Por si fuera poco, fueron casi obligados a anclar a cinco millas de las costas puertorriqueñas. El 10 de junio, bajo vuelos rasantes de aviones estadounidenses que trataban inútilmente de intimidar a los cubanos, José Llanuza, jefe de la delegación, redactó la Declaración del Cerro Pelado para denunciar ante el mundo el absurdo e ilegal comportamiento del Departamento de Estado norteamericano.
En la mañana del día 11, aunque en aguas desconocidas y rodeados de tiburones, todos los hombres dijeron sí ante la propuesta de ir a nado hasta la costa, mientras las mujeres lo harían en balsa. Al Comité Olímpico Internacional no le quedó más remedio que mandar embarcaciones a recoger a los atletas cubanos. También se acercaron al barco con la intención de llevarlos lanchas alquiladas por el movimiento independentista, solidario con Cuba. Los estadounidenses intentaron hacer lo mismo en barcos de guerra, pero la respuesta de los cubanos fue: «en barco yanqui, no».
Una vez en la tierra de Pedro Albizu Campos, los intentos para que los integrantes de la comitiva desertaran se reiteraron, y a casi todos se les propuso pasar al profesionalismo o simplemente que no regresaran a su país a cambio de grandes sumas de dinero.
Cuba se ubicó segunda en el evento con 78 preseas, 35 de oro, 19 de plata y 24 de bronce, y solo fue superada por México. Y y entre los 22 deportes los criollos alcanzaron a ganar en 11, menuda paliza…
De regreso a La Habana, la sirena del barco se combinaba con el claxon de los carros. Hasta de los trenes les saludaban. Madres aguardaban para abrazar a sus muchachos, convertidos en héroes. Enrique Figuerola, quien había marcado el fabuloso tiempo de 10:10 segundos en cien metros planos, enarbolaba la enseña nacional.

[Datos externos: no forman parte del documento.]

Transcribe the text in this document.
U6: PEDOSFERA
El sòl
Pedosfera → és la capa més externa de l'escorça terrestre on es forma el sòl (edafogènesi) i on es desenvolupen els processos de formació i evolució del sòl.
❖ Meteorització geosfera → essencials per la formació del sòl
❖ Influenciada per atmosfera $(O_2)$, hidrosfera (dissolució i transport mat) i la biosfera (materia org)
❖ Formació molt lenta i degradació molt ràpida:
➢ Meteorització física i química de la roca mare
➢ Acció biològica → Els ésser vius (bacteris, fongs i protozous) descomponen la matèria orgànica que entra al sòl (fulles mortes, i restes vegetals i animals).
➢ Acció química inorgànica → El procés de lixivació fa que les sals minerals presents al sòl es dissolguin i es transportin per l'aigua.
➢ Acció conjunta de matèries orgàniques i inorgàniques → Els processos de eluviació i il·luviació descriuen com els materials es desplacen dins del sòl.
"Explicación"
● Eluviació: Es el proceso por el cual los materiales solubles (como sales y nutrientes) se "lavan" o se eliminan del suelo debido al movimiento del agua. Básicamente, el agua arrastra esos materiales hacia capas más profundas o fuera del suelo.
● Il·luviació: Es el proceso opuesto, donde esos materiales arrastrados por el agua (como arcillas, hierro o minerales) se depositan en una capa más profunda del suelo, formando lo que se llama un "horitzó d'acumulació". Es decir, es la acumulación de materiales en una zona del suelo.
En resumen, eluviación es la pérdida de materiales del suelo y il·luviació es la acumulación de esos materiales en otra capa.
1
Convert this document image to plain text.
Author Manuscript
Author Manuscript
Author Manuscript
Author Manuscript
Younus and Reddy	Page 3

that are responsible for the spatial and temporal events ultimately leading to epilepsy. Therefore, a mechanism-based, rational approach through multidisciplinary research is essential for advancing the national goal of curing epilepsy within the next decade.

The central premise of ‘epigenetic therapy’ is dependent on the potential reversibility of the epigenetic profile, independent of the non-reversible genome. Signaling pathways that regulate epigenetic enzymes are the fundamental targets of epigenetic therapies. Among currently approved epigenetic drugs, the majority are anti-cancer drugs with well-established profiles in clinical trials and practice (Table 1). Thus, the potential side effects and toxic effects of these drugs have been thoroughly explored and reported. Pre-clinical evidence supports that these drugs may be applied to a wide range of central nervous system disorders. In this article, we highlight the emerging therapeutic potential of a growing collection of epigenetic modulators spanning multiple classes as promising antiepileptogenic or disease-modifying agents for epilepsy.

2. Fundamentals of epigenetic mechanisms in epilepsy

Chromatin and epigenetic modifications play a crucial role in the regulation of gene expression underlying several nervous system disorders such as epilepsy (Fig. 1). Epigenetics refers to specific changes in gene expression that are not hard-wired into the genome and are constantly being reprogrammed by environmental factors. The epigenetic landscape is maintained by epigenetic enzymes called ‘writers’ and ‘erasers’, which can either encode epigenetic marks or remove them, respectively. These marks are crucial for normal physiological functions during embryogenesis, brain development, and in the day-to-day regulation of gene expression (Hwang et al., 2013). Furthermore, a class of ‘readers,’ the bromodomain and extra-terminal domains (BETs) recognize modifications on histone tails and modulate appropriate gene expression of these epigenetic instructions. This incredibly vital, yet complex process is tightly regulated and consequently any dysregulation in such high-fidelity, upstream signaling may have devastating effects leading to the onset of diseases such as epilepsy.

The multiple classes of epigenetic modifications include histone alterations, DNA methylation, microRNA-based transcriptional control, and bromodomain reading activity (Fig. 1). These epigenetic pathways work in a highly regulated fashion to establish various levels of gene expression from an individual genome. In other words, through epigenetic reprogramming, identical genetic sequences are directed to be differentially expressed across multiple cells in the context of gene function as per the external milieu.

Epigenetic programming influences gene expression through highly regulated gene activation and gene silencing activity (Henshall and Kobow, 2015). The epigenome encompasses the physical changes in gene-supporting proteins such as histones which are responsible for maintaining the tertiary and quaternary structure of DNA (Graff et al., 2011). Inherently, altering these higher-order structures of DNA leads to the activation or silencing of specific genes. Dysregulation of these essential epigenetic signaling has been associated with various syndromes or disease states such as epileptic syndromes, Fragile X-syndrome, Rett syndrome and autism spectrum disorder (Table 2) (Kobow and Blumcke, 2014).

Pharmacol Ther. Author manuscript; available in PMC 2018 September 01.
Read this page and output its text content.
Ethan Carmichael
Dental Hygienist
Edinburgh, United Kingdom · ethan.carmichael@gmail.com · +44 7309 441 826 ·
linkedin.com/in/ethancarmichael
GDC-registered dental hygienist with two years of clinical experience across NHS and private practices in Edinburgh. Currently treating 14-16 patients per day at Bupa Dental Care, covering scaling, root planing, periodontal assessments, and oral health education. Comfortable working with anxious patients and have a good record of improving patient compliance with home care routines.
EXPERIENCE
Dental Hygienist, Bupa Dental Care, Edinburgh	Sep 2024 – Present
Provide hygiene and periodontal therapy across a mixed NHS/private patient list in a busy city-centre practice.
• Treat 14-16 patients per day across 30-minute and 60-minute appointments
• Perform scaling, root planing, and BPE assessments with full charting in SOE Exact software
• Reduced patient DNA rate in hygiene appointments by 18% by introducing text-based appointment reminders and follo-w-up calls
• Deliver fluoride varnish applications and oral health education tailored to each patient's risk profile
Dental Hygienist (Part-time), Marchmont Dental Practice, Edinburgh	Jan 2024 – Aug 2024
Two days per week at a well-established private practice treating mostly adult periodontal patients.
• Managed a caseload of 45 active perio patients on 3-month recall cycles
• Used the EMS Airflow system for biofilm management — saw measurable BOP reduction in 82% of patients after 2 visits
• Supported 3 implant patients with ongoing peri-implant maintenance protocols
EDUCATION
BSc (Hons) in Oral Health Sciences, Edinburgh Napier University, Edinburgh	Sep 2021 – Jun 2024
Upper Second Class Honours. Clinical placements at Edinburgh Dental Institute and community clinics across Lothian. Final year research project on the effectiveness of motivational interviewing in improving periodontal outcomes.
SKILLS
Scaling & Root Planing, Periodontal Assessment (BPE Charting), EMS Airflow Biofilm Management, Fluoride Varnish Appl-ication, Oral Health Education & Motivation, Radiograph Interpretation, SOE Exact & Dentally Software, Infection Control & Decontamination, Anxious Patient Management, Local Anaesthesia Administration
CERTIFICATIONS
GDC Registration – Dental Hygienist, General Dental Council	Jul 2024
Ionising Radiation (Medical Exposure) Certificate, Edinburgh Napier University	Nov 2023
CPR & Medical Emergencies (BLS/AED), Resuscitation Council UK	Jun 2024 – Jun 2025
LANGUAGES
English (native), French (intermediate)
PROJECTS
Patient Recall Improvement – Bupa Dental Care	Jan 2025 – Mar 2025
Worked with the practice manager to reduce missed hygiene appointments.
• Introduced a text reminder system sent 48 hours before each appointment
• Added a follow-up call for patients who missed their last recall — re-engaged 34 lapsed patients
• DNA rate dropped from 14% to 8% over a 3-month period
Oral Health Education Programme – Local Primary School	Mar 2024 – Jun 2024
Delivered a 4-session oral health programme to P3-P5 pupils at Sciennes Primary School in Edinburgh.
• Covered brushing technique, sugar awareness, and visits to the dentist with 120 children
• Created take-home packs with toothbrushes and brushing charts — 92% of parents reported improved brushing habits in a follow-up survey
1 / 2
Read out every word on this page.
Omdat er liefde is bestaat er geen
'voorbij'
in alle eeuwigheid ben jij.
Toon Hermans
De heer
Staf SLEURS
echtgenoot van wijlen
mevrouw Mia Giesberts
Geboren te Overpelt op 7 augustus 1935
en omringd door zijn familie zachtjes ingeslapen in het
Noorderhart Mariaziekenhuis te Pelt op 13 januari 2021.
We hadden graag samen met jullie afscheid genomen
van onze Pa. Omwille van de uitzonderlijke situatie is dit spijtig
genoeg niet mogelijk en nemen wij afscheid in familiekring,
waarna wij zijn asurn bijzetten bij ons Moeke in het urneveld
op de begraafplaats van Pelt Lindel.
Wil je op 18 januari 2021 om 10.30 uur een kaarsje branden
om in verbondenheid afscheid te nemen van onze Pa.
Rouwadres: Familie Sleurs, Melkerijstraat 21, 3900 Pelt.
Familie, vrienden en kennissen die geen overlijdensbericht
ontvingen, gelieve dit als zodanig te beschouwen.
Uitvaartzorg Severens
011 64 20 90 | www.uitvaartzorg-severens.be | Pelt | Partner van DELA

A 45 años de aquel memorable acontecimiento, el Cerro Pelado le dio nombre a la Escuela de Alto Rendimiento. Su motor, intacto, como en aquella ocasión, se escucha sin jadeos en la explosividad de un Dayron Robles o en los brazos de una discóbola como Yarelis Barrios, fieles herederos de esa generación que los antecedió. La proeza cubana en Puerto Rico entró en los titulares del periodismo de la época como un Girón deportivo.